The men could face up to three years in jail, although Egyptian law does
not expressly forbid homosexuality, if convicted of the main charge of "practising
sexual immorality," a euphemism for homosexuality.
They were arrested in May after a raid on a floating nightclub called the
Queen Boat, a popular gay venue. The trial began in July in a state security
court under emergency laws in place since the assassination of President Anwar
Sadat in 1981.
Two defendants are also charged with "forming a group which aims to
exploit the Islamic religion to propogate extremist ideas" and
"denigrating monotheistic religions," which carry a maximum sentence
of seven years, a defence lawyer said.
All the defendants have denied the charges. Under the emergency laws they
have no right to appeal against the verdict.
International rights groups have said they are on trial for their sexual
orientation and for exercising freedom of speech and association.
Defence lawyer Taher Abul Nasr said he was hopeful some of the accused
would be acquitted.
"There will be a large number of them who are innocent... There is no
proof," said Abul Nasr, who represents seven of the accused.
"But it would be very difficult for all 52 to be (found) innocent...
Of course they have hope," he told Reuters.
Human Rights Concerns
Analysts have voiced concern that political and social concerns might
outweigh the letter of the law in the case.
"I think this is political. The judgment too may be political,"
said Nasser Amin, head of the Centre for the Independence of the Judiciary, a
local pressure group.
"The government needed to send a message to the people in Egypt: We
have rules.
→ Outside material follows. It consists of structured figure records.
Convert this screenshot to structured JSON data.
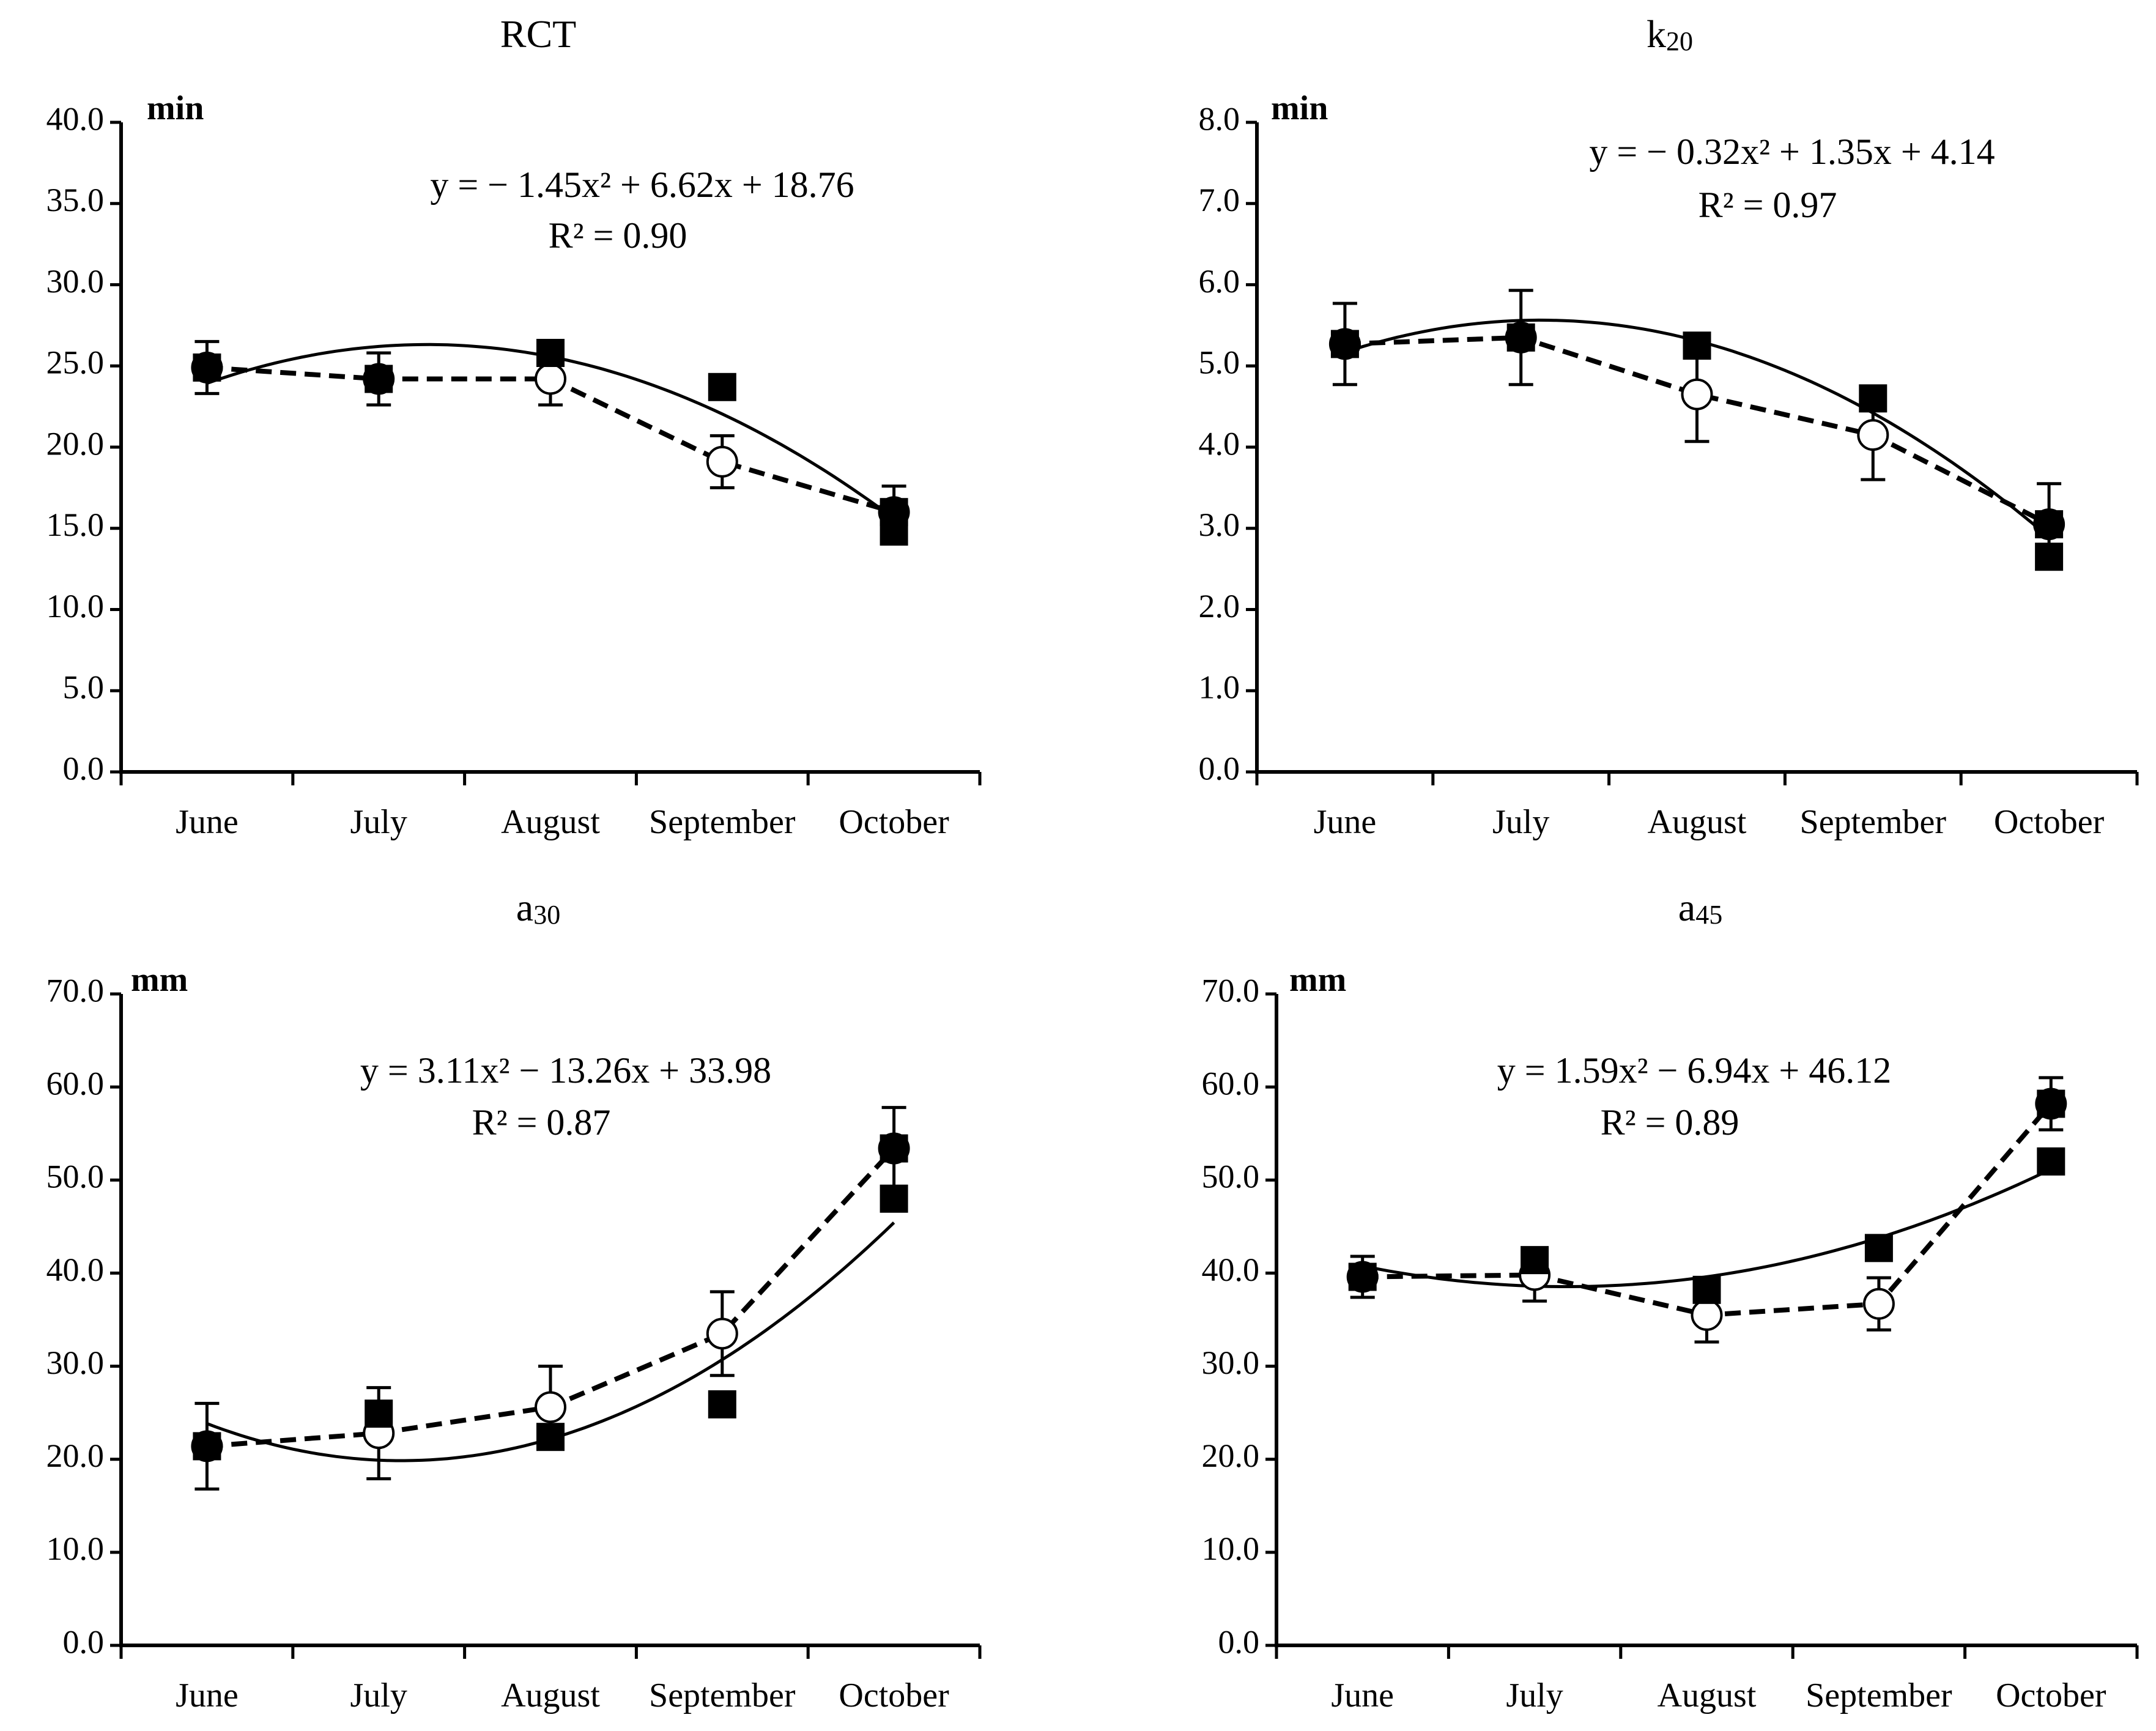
{
  "chart_data": [
    {
      "type": "line",
      "title": "RCT",
      "title_main": "RCT",
      "title_sub": "",
      "unit": "min",
      "categories": [
        "June",
        "July",
        "August",
        "September",
        "October"
      ],
      "ylim": [
        0,
        40
      ],
      "ytick_step": 5,
      "yticks": [
        "0.0",
        "5.0",
        "10.0",
        "15.0",
        "20.0",
        "25.0",
        "30.0",
        "35.0",
        "40.0"
      ],
      "equation": "y = − 1.45x² + 6.62x + 18.76",
      "r2": "R² = 0.90",
      "legend": "none",
      "series": [
        {
          "name": "open-circle-dashed",
          "style": "dashed",
          "marker": "circle",
          "values": [
            24.9,
            24.2,
            24.2,
            19.1,
            16.0
          ],
          "errors": [
            1.6,
            1.6,
            1.6,
            1.6,
            1.6
          ]
        },
        {
          "name": "filled-square",
          "style": "none",
          "marker": "square",
          "x": [
            1,
            2,
            3,
            4,
            5,
            5
          ],
          "values": [
            24.9,
            24.2,
            25.8,
            23.7,
            16.0,
            14.8
          ]
        }
      ],
      "trend": {
        "a": -1.45,
        "b": 6.62,
        "c": 18.76
      }
    },
    {
      "type": "line",
      "title": "k20",
      "title_main": "k",
      "title_sub": "20",
      "unit": "min",
      "categories": [
        "June",
        "July",
        "August",
        "September",
        "October"
      ],
      "ylim": [
        0,
        8
      ],
      "ytick_step": 1,
      "yticks": [
        "0.0",
        "1.0",
        "2.0",
        "3.0",
        "4.0",
        "5.0",
        "6.0",
        "7.0",
        "8.0"
      ],
      "equation": "y = − 0.32x² + 1.35x + 4.14",
      "r2": "R² = 0.97",
      "legend": "none",
      "series": [
        {
          "name": "open-circle-dashed",
          "style": "dashed",
          "marker": "circle",
          "values": [
            5.27,
            5.35,
            4.65,
            4.15,
            3.05
          ],
          "errors": [
            0.5,
            0.58,
            0.58,
            0.55,
            0.5
          ]
        },
        {
          "name": "filled-square",
          "style": "none",
          "marker": "square",
          "x": [
            1,
            2,
            3,
            4,
            5,
            5
          ],
          "values": [
            5.27,
            5.35,
            5.25,
            4.6,
            3.05,
            2.65
          ]
        }
      ],
      "trend": {
        "a": -0.32,
        "b": 1.35,
        "c": 4.14
      }
    },
    {
      "type": "line",
      "title": "a30",
      "title_main": "a",
      "title_sub": "30",
      "unit": "mm",
      "categories": [
        "June",
        "July",
        "August",
        "September",
        "October"
      ],
      "ylim": [
        0,
        70
      ],
      "ytick_step": 10,
      "yticks": [
        "0.0",
        "10.0",
        "20.0",
        "30.0",
        "40.0",
        "50.0",
        "60.0",
        "70.0"
      ],
      "equation": "y = 3.11x² − 13.26x + 33.98",
      "r2": "R² = 0.87",
      "legend": "none",
      "series": [
        {
          "name": "open-circle-dashed",
          "style": "dashed",
          "marker": "circle",
          "values": [
            21.4,
            22.8,
            25.6,
            33.5,
            53.4
          ],
          "errors": [
            4.6,
            4.9,
            4.4,
            4.5,
            4.4
          ]
        },
        {
          "name": "filled-square",
          "style": "none",
          "marker": "square",
          "x": [
            1,
            2,
            3,
            4,
            5,
            5
          ],
          "values": [
            21.4,
            24.9,
            22.4,
            25.9,
            53.4,
            48.0
          ]
        }
      ],
      "trend": {
        "a": 3.11,
        "b": -13.26,
        "c": 33.98
      }
    },
    {
      "type": "line",
      "title": "a45",
      "title_main": "a",
      "title_sub": "45",
      "unit": "mm",
      "categories": [
        "June",
        "July",
        "August",
        "September",
        "October"
      ],
      "ylim": [
        0,
        70
      ],
      "ytick_step": 10,
      "yticks": [
        "0.0",
        "10.0",
        "20.0",
        "30.0",
        "40.0",
        "50.0",
        "60.0",
        "70.0"
      ],
      "equation": "y = 1.59x² − 6.94x + 46.12",
      "r2": "R² = 0.89",
      "legend": "none",
      "series": [
        {
          "name": "open-circle-dashed",
          "style": "dashed",
          "marker": "circle",
          "values": [
            39.6,
            39.8,
            35.5,
            36.7,
            58.2
          ],
          "errors": [
            2.2,
            2.8,
            2.9,
            2.8,
            2.8
          ]
        },
        {
          "name": "filled-square",
          "style": "none",
          "marker": "square",
          "x": [
            1,
            2,
            3,
            4,
            5,
            5
          ],
          "values": [
            39.6,
            41.4,
            38.2,
            42.7,
            58.2,
            52.0
          ]
        }
      ],
      "trend": {
        "a": 1.59,
        "b": -6.94,
        "c": 46.12
      }
    }
  ]
}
We have some Islamic rules," he said.
Some analysts say an acquittal could be seen as giving ammunition to
Islamists seeking to show that the government does not respect Islamic law,
which proscribes homosexuality.
International rights groups have flocked to defend the men, and have
demonstrated in Western cities against the trial. Amnesty International said
the case might violate "basic standards for fair trial" because the
men could not appeal.
Egypt has rejected the criticism, saying its courts are free and fair.
"The judiciary in Egypt enjoys complete independence by the
constitution. No one can interfere at all," government spokesman Nabil
Osman said, declining further discussion.
Another government official said the West should not impose its sense of
values on Egypt.
"We have to judge every society by its norms. If homosexuality is
accepted in other societies, that’s their business... In this society,
homosexuality is a shameful act," the official said.